Milei, la pelea con Lula y el apoyo a Keiko Fujimori: una apuesta regional dominada por la necesidad local

0
13

Javier Milei, en el acto de San Pablo, junto a Flávio Bolsonaro

Javier Milei celebra en estas horas la asunción de Keiko Fujimori como presidenta de Perú. Es una nueva muestra de su aspiración a liderar lo que define como una “ola” de gobiernos derechistas en la región. En diez días, añadirá otro gesto similar, cuando asista al recambio presidencial en Colombia. El viaje a Lima se produce después de un fin de semana marcado por la tensión con Brasil, efecto inmediato de sus insultos a Lula da Silva en el lanzamiento electoral de Flávio Bolsonaro. Todo es parte de su apuesta en el frente externo, que especialmente en el caso brasileño asoma dominada por la necesidad local: tratar de manejar la agenda pública, recuperar iniciativa política.

El recurso, de todas maneras, no es absolutamente nuevo. La intención de fabricar un enemigo o recrear esa construcción es parte sustancial de un ejercicio político repetido, no solo en la gestión libertaria. Y ese motor aparece más claro aún en el segundo tramo de la disputa con Lula da Silva: a la descalificación personal, añadió la afirmación -por ahora, sin categoría de denuncia- sobre el financiamiento de Brasil a una supuesta “campaña anti-argentina” de escala internacional. Pasó casi inadvertido, pero en esa línea incluyó a México, algo que tuvo una rápida desmentida y un reclamo de respeto por parte de la presidenta Claudia Sheinbaum.
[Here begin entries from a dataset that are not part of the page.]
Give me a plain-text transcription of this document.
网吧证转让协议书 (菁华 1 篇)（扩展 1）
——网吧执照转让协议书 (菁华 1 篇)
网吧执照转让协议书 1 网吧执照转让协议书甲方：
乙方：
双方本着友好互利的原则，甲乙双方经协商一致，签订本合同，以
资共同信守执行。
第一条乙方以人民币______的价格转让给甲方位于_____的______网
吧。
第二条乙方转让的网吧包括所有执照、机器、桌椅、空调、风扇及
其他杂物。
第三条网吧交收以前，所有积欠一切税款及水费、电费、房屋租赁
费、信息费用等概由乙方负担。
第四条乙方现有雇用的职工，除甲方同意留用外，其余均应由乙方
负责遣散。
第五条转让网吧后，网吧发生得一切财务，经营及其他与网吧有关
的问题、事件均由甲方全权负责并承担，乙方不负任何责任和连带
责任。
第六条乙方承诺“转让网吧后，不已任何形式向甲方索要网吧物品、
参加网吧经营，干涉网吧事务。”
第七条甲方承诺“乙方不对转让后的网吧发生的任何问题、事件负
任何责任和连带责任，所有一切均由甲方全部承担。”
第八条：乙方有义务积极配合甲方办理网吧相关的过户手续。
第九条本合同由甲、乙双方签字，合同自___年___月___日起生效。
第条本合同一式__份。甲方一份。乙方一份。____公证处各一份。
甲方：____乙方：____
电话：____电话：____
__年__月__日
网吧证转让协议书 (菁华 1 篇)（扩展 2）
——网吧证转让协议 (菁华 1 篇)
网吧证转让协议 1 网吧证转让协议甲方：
El Presidente recurrió a la frase “campaña anti-argentina” -de pésimo eco por su uso durante la última dictadura- que surgió en los días de la final mundialista. Y buscó explotar ese efecto, sobre todo en las redes, después de un Mundial que descolocó por momentos al Gobierno, como expusieron un cruce inentendible con Messi, el cálculo sobre el regreso de los jugadores y, de manera más visible, el capítulo Malvinas.

La semana post Mundial volvió a correr uno de los focos de la realidad hacia la política. Y el oficialismo buscó dar señales de contención de la interna y renovó la apuesta a reactivar el Congreso: avanzar con las iniciativas que se encuentran frenadas (inviolabilidad de la propiedad privada, reforma electoral y régimen de zonas frías, entre otras) y sumar nuevos proyectos. Fue enviada la segunda versión de la Inocencia Fiscal y se espera la reforma de la Carta Orgánica del Banco Central.

El Congreso consume sus días de vacaciones de invierno y recién en la primera semana de agosto podría ser retomada la actividad. Por el momento, el Gobierno tiene dificultades para darle forma legislativa a su intento de “recuperar” el manejo de la agenda. Y en espejo, genera demanda política sobre la economía. La visita de Kristalina Georgieva tuvo impacto en ese contexto -por el gesto de la presencia y el respaldo a la gestión económica, antes que por anuncios-, aunque tuvo que convivir mediáticamente con el tema Brasil.

El paso de los días que siguieron al Mundial había agregado la difusión de datos económicos significativos por parte del INDEC: evolución de los salarios -siempre a relacionar con la marcha de la inflación-, el Estimador Mensual de Actividad Económica (EMAE) y ventas en supermercados y mayoristas, todo sobre mayo. Señales no siempre lineales, pero en general inquietantes a las que se sumaron en similar sentido informes de consultoras privadas (sobre consumo, por ejemplo) y de entidades sectoriales (como la UIA y la cámara de empresas metalúrgicas). En la última semana del fútbol mundialista, al revés, el Gobierno había podido celebrar la desaceleración del índice de precios en junio. Y hay expectativas sobre el mes que va terminando.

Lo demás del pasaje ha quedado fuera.